Conficker: Frequently asked questions

What is Conficker?
Conficker, also known as Downadup, is a form of malicious Internet software program known as a worm. Worms are designed to infect computers and then spread to other computers. Conficker is a two-stage worm. The first stage infects a computer and makes it part of a network of host machines, then waits for instructions from the second stage of the worm.

Such a network is known as a botnet, with the infected computers that are part of it are known as zombies. All the infected systems within a botnet can be controlled by a so-called “bot-herder” and used for unlawful activities such as spamming, fraud and identity theft.

If security experts are aware of this threat, why hasn’t it been eliminated?
Conficker appears to be a sophisticated and evolving worm that employs a number of different techniques to compromise and infect computer systems. Since it was first detected late last year, its creators have developed three known variants, A, B and C, to counter efforts to stem its spread and reverse engineer its code. The global security community continues to deal with this threat and work to identify the parties behind it. CIRA is part of this effort.

What is Conficker attempting to do?
At present, it is not known what purpose the latest variant of this particular worm, Conficker C, is intended to serve. The first variant, Conficker A, appeared to attempt to download and install fraudulent antivirus software as its second stage, without much apparent success.

Where did it come from?
It is not known who created Conficker. Conficker was first detected by security experts in October 2008. It took advantage of a previously unknown vulnerability in a Microsoft operating system to spread itself across the world wide web. This vulnerability has been patched, but the worm has succeeded in infecting potentially millions of un-patched machines world wide.

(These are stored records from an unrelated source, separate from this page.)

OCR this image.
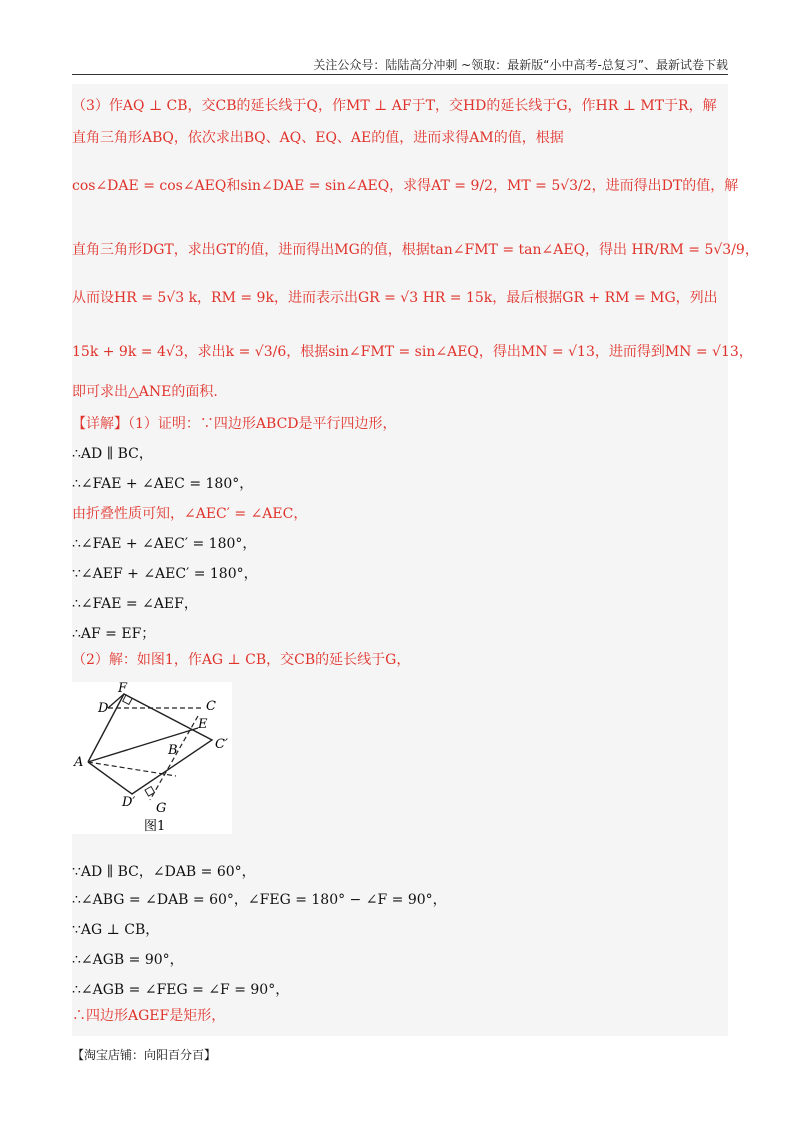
关注公众号：陆陆高分冲刺 ~领取：最新版“小中高考-总复习”、最新试卷下载
F
D	C
E
C′
B
A
D′ G
图1
（3）作AQ ⊥ CB，交CB的延长线于Q，作MT ⊥ AF于T，交HD的延长线于G，作HR ⊥ MT于R，解
直角三角形ABQ，依次求出BQ、AQ、EQ、AE的值，进而求得AM的值，根据
cos∠DAE = cos∠AEQ和sin∠DAE = sin∠AEQ，求得AT = 9/2，MT = 5√3/2，进而得出DT的值，解
直角三角形DGT，求出GT的值，进而得出MG的值，根据tan∠FMT = tan∠AEQ，得出 HR/RM = 5√3/9，
从而设HR = 5√3 k，RM = 9k，进而表示出GR = √3 HR = 15k，最后根据GR + RM = MG，列出
15k + 9k = 4√3，求出k = √3/6，根据sin∠FMT = sin∠AEQ，得出MN = √13，进而得到MN = √13，
即可求出△ANE的面积.
【详解】（1）证明：∵四边形ABCD是平行四边形，
∴AD ∥ BC，
∴∠FAE + ∠AEC = 180°，
由折叠性质可知，∠AEC′ = ∠AEC，
∴∠FAE + ∠AEC′ = 180°，
∵∠AEF + ∠AEC′ = 180°，
∴∠FAE = ∠AEF，
∴AF = EF；
（2）解：如图1，作AG ⊥ CB，交CB的延长线于G，
∵AD ∥ BC，∠DAB = 60°，
∴∠ABG = ∠DAB = 60°，∠FEG = 180° − ∠F = 90°，
∵AG ⊥ CB，
∴∠AGB = 90°，
∴∠AGB = ∠FEG = ∠F = 90°，
∴四边形AGEF是矩形，
【淘宝店铺：向阳百分百】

What can I do to protect myself?
The best defence against Conficker or any other kind of malicious software is to ensure your computer system or network is protected by the most up-to-date antivirus software. Also, ensure you install the most recent security patches and updates for the operating systems and all the applications on your computers. In Conficker’s case, Microsoft issued an alert and a patch to eliminate the vulnerability exploited by the worm and commercial anti-virus applications swiftly followed with updates to identify and remove the worm. However, many computers continued to be infected because people did not act promptly, if at all, to download and install this patch, or because the applications on those computers were not legal copies and so generally were not covered by automatic security updates.

Where can I download the Microsoft security patch to block Conficker from my system?
For more information and to download the MS08-067 security patch from Microsoft, please visit http://www.microsoft.com/technet/security/Bulletin/MS08-067.mspx

Is there a tool I can download to detect and remove a Conficker infection from my system?
Microsoft does offer tools than can detect and remove some variants of the Conficker worm and also offers other helpful information to secure your system and inhibit the spread of the worm. For more information, please visit http://technet.microsoft.com/en-us/security/dd452420.aspx. Other commercial Internet security companies also offer tools that can be found on their websites.

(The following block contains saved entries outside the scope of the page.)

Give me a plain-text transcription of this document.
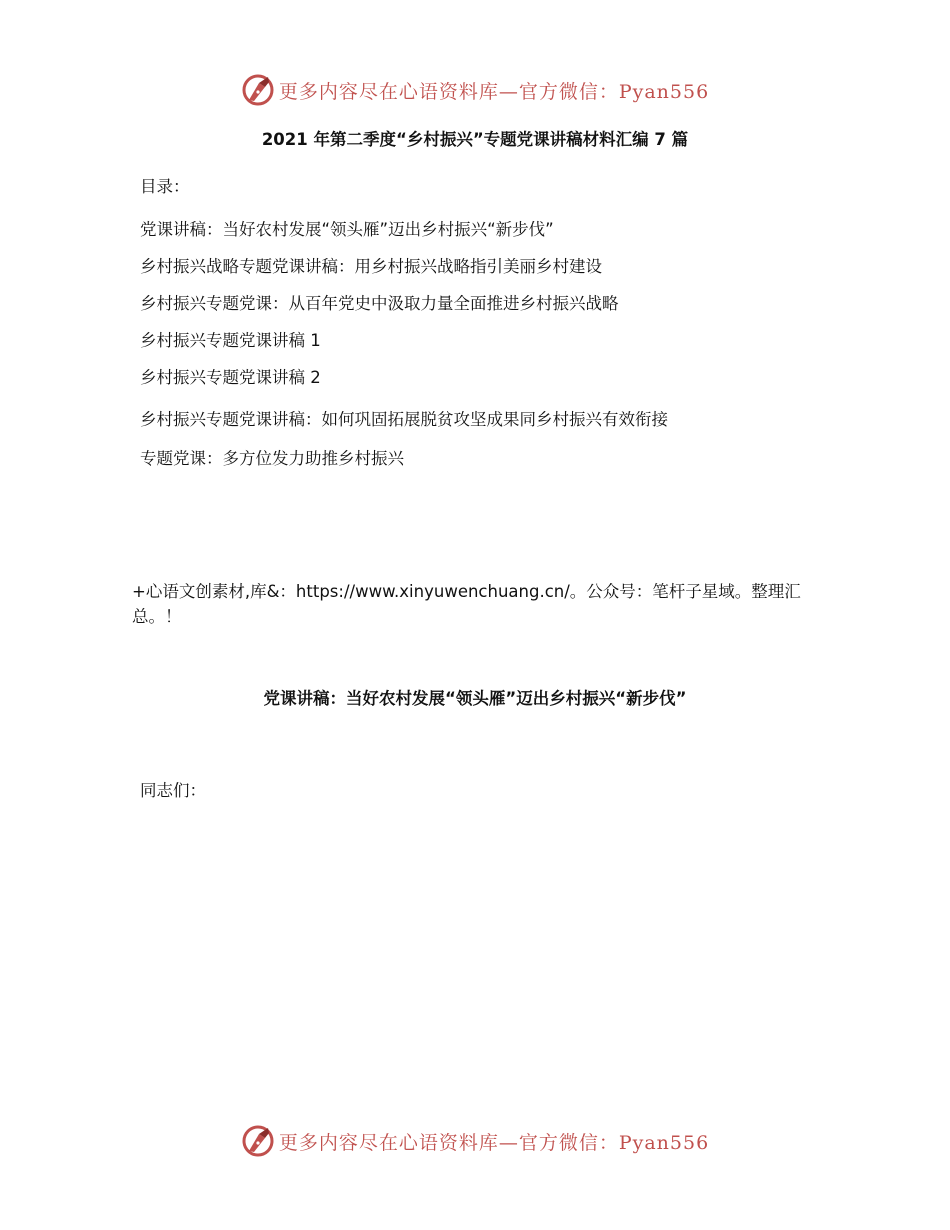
更多内容尽在心语资料库—官方微信：Pyan556
2021 年第二季度“乡村振兴”专题党课讲稿材料汇编 7 篇

目录：

党课讲稿：当好农村发展“领头雁”迈出乡村振兴“新步伐”
乡村振兴战略专题党课讲稿：用乡村振兴战略指引美丽乡村建设
乡村振兴专题党课：从百年党史中汲取力量全面推进乡村振兴战略
乡村振兴专题党课讲稿 1
乡村振兴专题党课讲稿 2
乡村振兴专题党课讲稿：如何巩固拓展脱贫攻坚成果同乡村振兴有效衔接
专题党课：多方位发力助推乡村振兴

+心语文创素材,库&：https://www.xinyuwenchuang.cn/。公众号：笔杆子星域。整理汇总。！

党课讲稿：当好农村发展“领头雁”迈出乡村振兴“新步伐”

同志们：

更多内容尽在心语资料库—官方微信：Pyan556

What happens April 1 when Conficker activates?
The second stage of Conficker C is expected to activate April 1. At this time, infected computers may try to locate and communicate with the command computers that contain the instructions for whatever action this worm is intended to take. In an effort to shield their activities from Internet security authorities, Conficker C’s authors have programmed their worm to randomly generate domain names from 110 country-code domains around the world, including dot-ca.

How is Canada affected?
The Canadian dot-ca domain registry is one of 110 country-code domains around the world that have been targeted by Conficker C. CIRA has put in place a plan to counter this potential misuse of the dot-ca registry and to maintain its integrity as one of the most secure and robust domain registries in the world.

What is CIRA doing to mitigate this threat?
CIRA’s efforts include pre-emptively registering and isolating previously unregistered dot-ca domain names expected to be generated over the next 12 months by Conficker C. This move, which covers the vast majority of affected names during that period, will prevent registration of those domains by undesirable actors. In the small number of cases where the domain name has already been registered, CIRA will actively investigate and monitor activities at those domains and take appropriate action if suspicious activity is detected. For security reasons, CIRA is not willing to provide further details.

Why have dot-ca domains been targeted by Conficker?
The authors of Conficker have targeted 110 country-code domains worldwide presumably to test security responses and identify any weaknesses they might exploit in the future. CIRA’s response is intended to discourage future efforts of this nature.